Je me contenterai de donner quelque chose de juste, d’approprié et d’intelligent. La partie difficile n’est pas réellement de mon ressort. Par exemple, il m’arrive régulièrement de concevoir des entraînements « de base » que je donne avec plaisir à mes athlètes afin de mesurer leur niveau de motivation et surtout, leur capacité à générer un effort. Si elles ont besoin de leur carte d’assurance maladie pour compléter les séances, je sais qu’elles sont sur la bonne voie. À l’opposé, si elles se plaignent de la simplicité et de la facilité des entraînements, je peux conclure qu’elles se déresponsabilisent de leur entraînement. Bref, elles attendent après l’entraînement pour avoir des résultats et ça, c’est désastreux.

Ne s’agit-il pas d’un concept étrange? La difficulté d’un entraînement dépendrait plus de l’individu que du programme!

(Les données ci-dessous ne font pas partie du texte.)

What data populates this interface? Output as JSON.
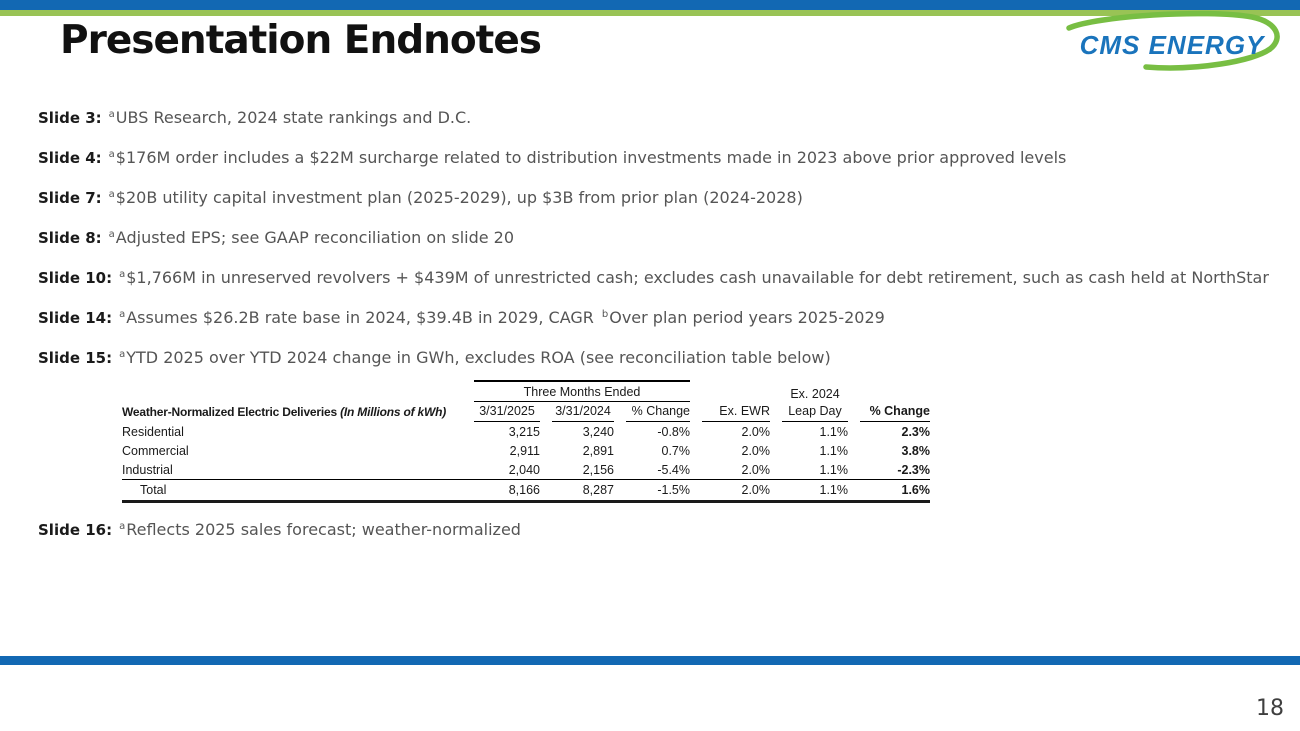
{
  "slide": {
    "title": "Presentation Endnotes",
    "page_number": "18"
  },
  "logo": {
    "text": "CMS ENERGY"
  },
  "colors": {
    "top_bar_blue": "#1268B3",
    "top_bar_green": "#99C355",
    "bottom_bar_blue": "#1268B3",
    "logo_blue": "#1A74BC",
    "logo_swoosh_green": "#78BE43",
    "note_text_gray": "#555555"
  },
  "notes": [
    {
      "label": "Slide 3:",
      "segments": [
        {
          "sup": "a"
        },
        {
          "text": "UBS Research, 2024 state rankings and D.C."
        }
      ]
    },
    {
      "label": "Slide 4:",
      "segments": [
        {
          "sup": "a"
        },
        {
          "text": "$176M order includes a $22M surcharge related to distribution investments made in 2023 above prior approved levels"
        }
      ]
    },
    {
      "label": "Slide 7:",
      "segments": [
        {
          "sup": "a"
        },
        {
          "text": "$20B utility capital investment plan (2025-2029), up $3B from prior plan (2024-2028)"
        }
      ]
    },
    {
      "label": "Slide 8:",
      "segments": [
        {
          "sup": "a"
        },
        {
          "text": "Adjusted EPS; see GAAP reconciliation on slide 20"
        }
      ]
    },
    {
      "label": "Slide 10:",
      "segments": [
        {
          "sup": "a"
        },
        {
          "text": "$1,766M in unreserved revolvers + $439M of unrestricted cash; excludes cash unavailable for debt retirement, such as cash held at NorthStar"
        }
      ]
    },
    {
      "label": "Slide 14:",
      "segments": [
        {
          "sup": "a"
        },
        {
          "text": "Assumes $26.2B rate base in 2024, $39.4B in 2029, CAGR "
        },
        {
          "sup": "b"
        },
        {
          "text": "Over plan period years 2025-2029"
        }
      ]
    },
    {
      "label": "Slide 15:",
      "segments": [
        {
          "sup": "a"
        },
        {
          "text": "YTD 2025 over YTD 2024 change in GWh, excludes ROA (see reconciliation table below)"
        }
      ]
    },
    {
      "label": "Slide 16:",
      "segments": [
        {
          "sup": "a"
        },
        {
          "text": "Reflects 2025 sales forecast; weather-normalized"
        }
      ]
    }
  ],
  "table": {
    "group_header": "Three Months Ended",
    "ex2024_label": "Ex. 2024",
    "row_header_bold": "Weather-Normalized Electric Deliveries",
    "row_header_italic": "(In Millions of kWh)",
    "columns": [
      "3/31/2025",
      "3/31/2024",
      "% Change",
      "Ex. EWR",
      "Leap Day",
      "% Change"
    ],
    "rows": [
      {
        "label": "Residential",
        "values": [
          "3,215",
          "3,240",
          "-0.8%",
          "2.0%",
          "1.1%",
          "2.3%"
        ]
      },
      {
        "label": "Commercial",
        "values": [
          "2,911",
          "2,891",
          "0.7%",
          "2.0%",
          "1.1%",
          "3.8%"
        ]
      },
      {
        "label": "Industrial",
        "values": [
          "2,040",
          "2,156",
          "-5.4%",
          "2.0%",
          "1.1%",
          "-2.3%"
        ]
      },
      {
        "label": "Total",
        "values": [
          "8,166",
          "8,287",
          "-1.5%",
          "2.0%",
          "1.1%",
          "1.6%"
        ],
        "is_total": true
      }
    ]
  }
}
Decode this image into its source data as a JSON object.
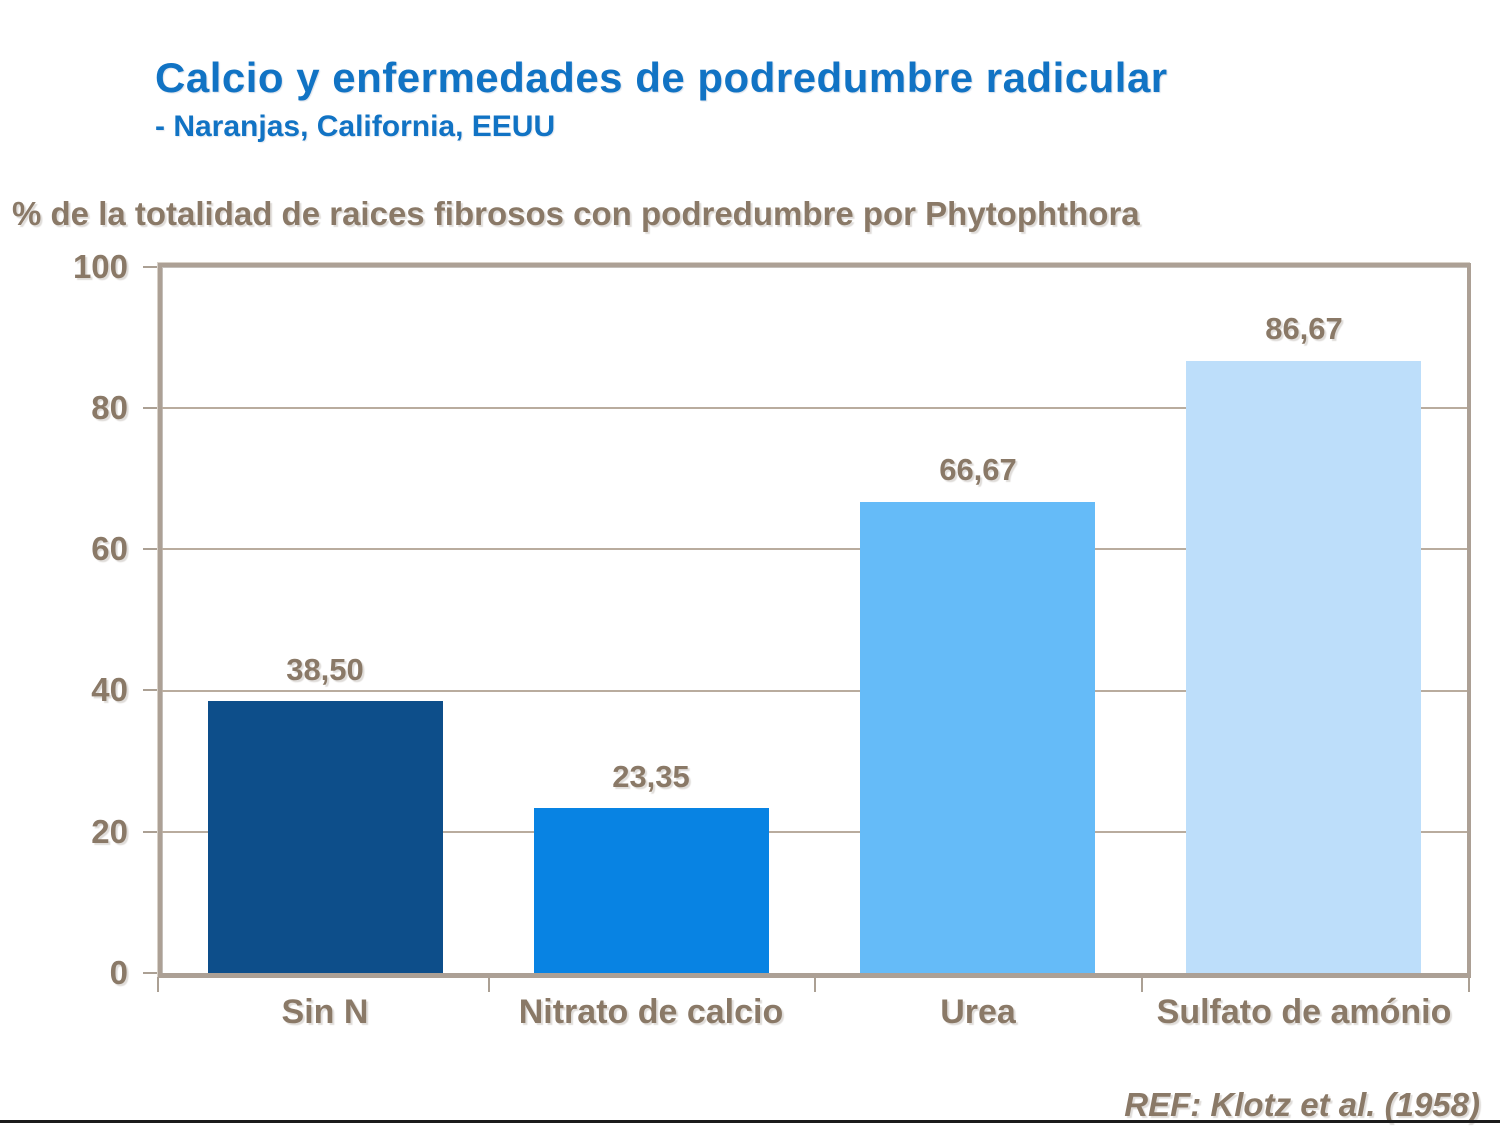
{
  "slide": {
    "title": "Calcio y enfermedades de podredumbre radicular",
    "subtitle": "- Naranjas, California, EEUU",
    "reference": "REF: Klotz et al. (1958)"
  },
  "chart_data": {
    "type": "bar",
    "title": "Calcio y enfermedades de podredumbre radicular - Naranjas, California, EEUU",
    "axis_title": "% de la totalidad de raices fibrosos con podredumbre por Phytophthora",
    "categories": [
      "Sin N",
      "Nitrato de calcio",
      "Urea",
      "Sulfato de amónio"
    ],
    "values": [
      38.5,
      23.35,
      66.67,
      86.67
    ],
    "value_labels": [
      "38,50",
      "23,35",
      "66,67",
      "86,67"
    ],
    "y_ticks": [
      "0",
      "20",
      "40",
      "60",
      "80",
      "100"
    ],
    "ylim": [
      0,
      100
    ],
    "grid": true,
    "legend_position": "none",
    "bar_colors": [
      "#0D4E8A",
      "#0883E3",
      "#65BBF8",
      "#BDDEFA"
    ],
    "annotation": "REF: Klotz et al. (1958)"
  },
  "colors": {
    "title_blue": "#1173C4",
    "text_brown": "#8A7967",
    "axis_frame_tan": "#ACA095",
    "gridline_tan": "#B9AC9E",
    "footer_line_dark": "#1B1B1B",
    "background": "#FFFFFF"
  }
}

Bien sûr, il existe certains paramètres, certains seuils à respecter afin d’être en mesure de pleinement canaliser ses efforts vers une réussite. Par exemple, afin de maximiser les gains en force on rapporte qu’il peut être intéressant pour des individus sédentaires de s’entraîner 3 fois par semaine à 60 % de leur 1RM et de compléter un maximum de 4 séries par groupe musculaire important. Pour des individus plus entraînés, on peut augmenter l’intensité à 80-85 % du 1RM et augmenter le volume jusqu’à 8 séries par groupe musculaire important. Ce qui importe, c’est de jumeler adéquatement l’intensité et le volume. Par exemple, il faut exécuter un maximum de répétitions au % du RM indiqué ce qui, dans toutes les éventualités, ne peut pas être facile.

Il arrive parfois que certaines personnes se valorisent de trouver des entraînements faciles, ce qui pour elles, signifient qu’elles sont en formes. Il s’agit alors d’une forme de statut social valorisant permettant d’afficher sa supériorité à travers une condition physique exceptionnelle. En réalité, plus on est en bonne condition physique, plus les entraînements sont difficiles non pas par leur nature, mais bien par la capacité de l’individu à déployer des efforts.

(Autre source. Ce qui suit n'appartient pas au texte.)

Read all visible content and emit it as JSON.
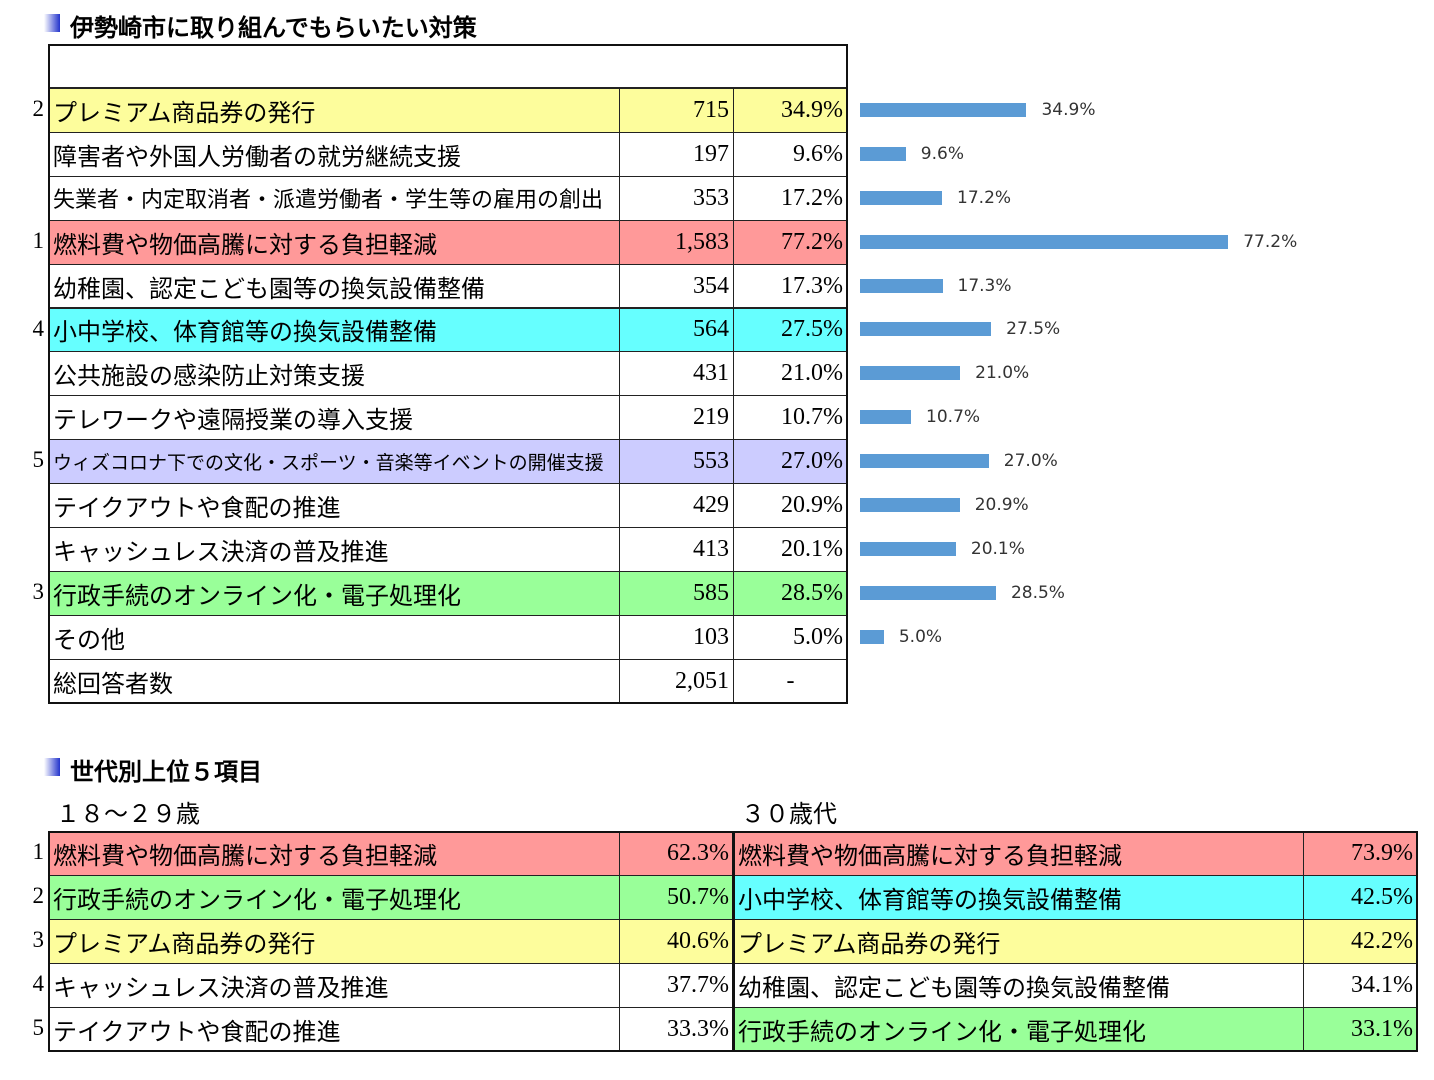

Selon moi, un cours pour débutant ou un programme pour débutant n’est pas facile ou difficile, il est fonction des capacités des participants. Généralement, le niveau de difficulté d’un cours ou d’un programme devrait être établi en fonction de la complexité (aspect technique des mouvements, nombre d’articulations mobilisées lors des exercices, etc.) et non de l’effort.

Certains argumenteront qu’il est possible de concevoir des entraînements très souffrants, pénibles que seuls de vrais athlètes peuvent endurer. Et c’est vrai. Il est possible de concevoir de purs produits de tortures dont la configuration donne des allures d’échauffement au chemin de croix du Christ. Cependant, il sera toujours possible pour un participant de « lever le pied » et de se la couler douce discrètement. Il faut également se questionner sur a pertinence d’une telle conception, car la souffrance n’est pas toujours gage de progression et d’amélioration.

Non, ce n’est pas parce que c’est difficile que vous allez progresser plus vite.

Non, si vous trouvez votre entraînement facile, ce n’est pas que vous êtes nécessairement en forme.

La beauté de l’entraînement, c’est de canaliser les efforts vers une progression optimale et non pas de lancer les participants dans un derby de démolition.